The third respondent (Mogashoa) was employed by the applicant (Auto Pedigree) as a branch manager until dismissed for misconduct. He was found guilty of three charges involving gross insubordination, gross negligence, and dishonesty. The third respondent failed to attend his internal disciplinary hearing on 27 October 2021, claiming ill health and submitting a medical certificate. The applicant required him to attend virtually to explain his illness, which he failed to do. The disciplinary hearing proceeded in his absence, and he was found guilty and dismissed. The third respondent had also requested documents for the hearing but did not receive them. The commissioner found the dismissal substantively fair but procedurally unfair, awarding compensation of one and half months' salary. The applicant brought a review application to set aside the award. The third respondent filed a notice of opposition on 17 November 2023, many months late, seeking condonation and bringing his own review application.
The review application was dismissed. The arbitration award finding substantive fairness but procedural unfairness was upheld. The third respondent's applications for condonation (for late opposition and late review) were dismissed.
An arbitration award will only be set aside on review if it is so unreasonable that no reasonable decision maker could have reached it (Sidumo test). In review proceedings, the focus is on whether the outcome is unreasonable, not merely whether the reasoning is flawed. Condonation for late filing will be refused where the delay is extremely lengthy and the explanation inadequate - lack of funds alone, without more, is insufficient, particularly where the party is a senior employee who has not explained efforts to secure funding or inability to proceed unrepresented. Where a commissioner finds procedural unfairness on multiple independent grounds, the failure of the reviewing party to address one of those grounds is fatal to the review, as that alternative basis for the finding stands unrebutted and cannot be said to be unreasonable.
The court noted that arbitration processes and awards constitute administrative action under section 33(1) of the Constitution, which requires all administrative action to be lawful, reasonable, and procedurally fair.

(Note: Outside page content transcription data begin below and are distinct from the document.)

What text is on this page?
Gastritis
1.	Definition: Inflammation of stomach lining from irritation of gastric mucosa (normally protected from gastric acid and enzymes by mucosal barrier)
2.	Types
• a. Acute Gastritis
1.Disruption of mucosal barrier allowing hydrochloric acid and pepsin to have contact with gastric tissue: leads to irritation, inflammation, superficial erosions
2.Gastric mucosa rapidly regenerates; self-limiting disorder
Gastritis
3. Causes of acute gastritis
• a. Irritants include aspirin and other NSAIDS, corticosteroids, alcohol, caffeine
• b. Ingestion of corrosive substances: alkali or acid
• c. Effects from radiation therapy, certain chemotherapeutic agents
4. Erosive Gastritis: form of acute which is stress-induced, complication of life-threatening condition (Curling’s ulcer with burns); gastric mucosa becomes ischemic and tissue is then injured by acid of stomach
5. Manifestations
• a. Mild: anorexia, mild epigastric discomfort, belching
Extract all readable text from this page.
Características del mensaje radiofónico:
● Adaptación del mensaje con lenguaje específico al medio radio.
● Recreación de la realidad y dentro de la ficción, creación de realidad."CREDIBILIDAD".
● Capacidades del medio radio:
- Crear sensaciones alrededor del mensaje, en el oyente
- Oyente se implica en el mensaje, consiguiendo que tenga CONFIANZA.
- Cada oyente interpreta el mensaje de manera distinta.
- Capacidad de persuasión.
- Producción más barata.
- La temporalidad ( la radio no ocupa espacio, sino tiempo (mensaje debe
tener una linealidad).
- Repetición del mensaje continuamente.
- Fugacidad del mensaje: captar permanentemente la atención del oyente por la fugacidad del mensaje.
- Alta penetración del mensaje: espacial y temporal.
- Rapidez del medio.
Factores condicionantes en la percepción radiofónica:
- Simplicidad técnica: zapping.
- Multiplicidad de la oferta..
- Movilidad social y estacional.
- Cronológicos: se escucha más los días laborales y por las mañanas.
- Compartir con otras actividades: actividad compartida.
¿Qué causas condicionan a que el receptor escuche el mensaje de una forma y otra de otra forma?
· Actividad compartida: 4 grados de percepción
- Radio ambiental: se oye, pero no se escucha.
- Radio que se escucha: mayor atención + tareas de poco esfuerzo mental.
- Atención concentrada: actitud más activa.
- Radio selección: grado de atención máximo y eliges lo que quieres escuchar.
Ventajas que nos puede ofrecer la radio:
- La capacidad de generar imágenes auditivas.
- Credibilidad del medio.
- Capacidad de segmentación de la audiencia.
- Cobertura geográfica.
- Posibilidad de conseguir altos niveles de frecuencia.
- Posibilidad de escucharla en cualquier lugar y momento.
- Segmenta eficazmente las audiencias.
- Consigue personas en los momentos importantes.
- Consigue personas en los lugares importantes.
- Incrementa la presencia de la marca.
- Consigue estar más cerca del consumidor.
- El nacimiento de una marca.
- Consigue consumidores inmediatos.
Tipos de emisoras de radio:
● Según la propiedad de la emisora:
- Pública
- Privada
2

The court also observed that the third respondent was not a blue-collar worker but a branch manager of a large corporate entity, implying he should have had greater capacity to manage his own legal affairs. The court commented that if the commissioner had indeed failed to consider that the hearing was virtual, this would 'likely have been problematic', though ultimately not fatal to the award due to the outcome-based nature of review proceedings.
This case illustrates the application of the Sidumo reasonableness test in reviewing arbitration awards under the LRA. It demonstrates the court's strict approach to condonation applications where delays are lengthy and explanations inadequate, particularly emphasizing that lack of funds alone is insufficient justification. The case also reinforces that review proceedings are outcome-based rather than reasoning-based, and that commissioners' findings on procedural fairness will be upheld where they fall within the bounds of reasonableness, especially where there are multiple independent grounds supporting the finding.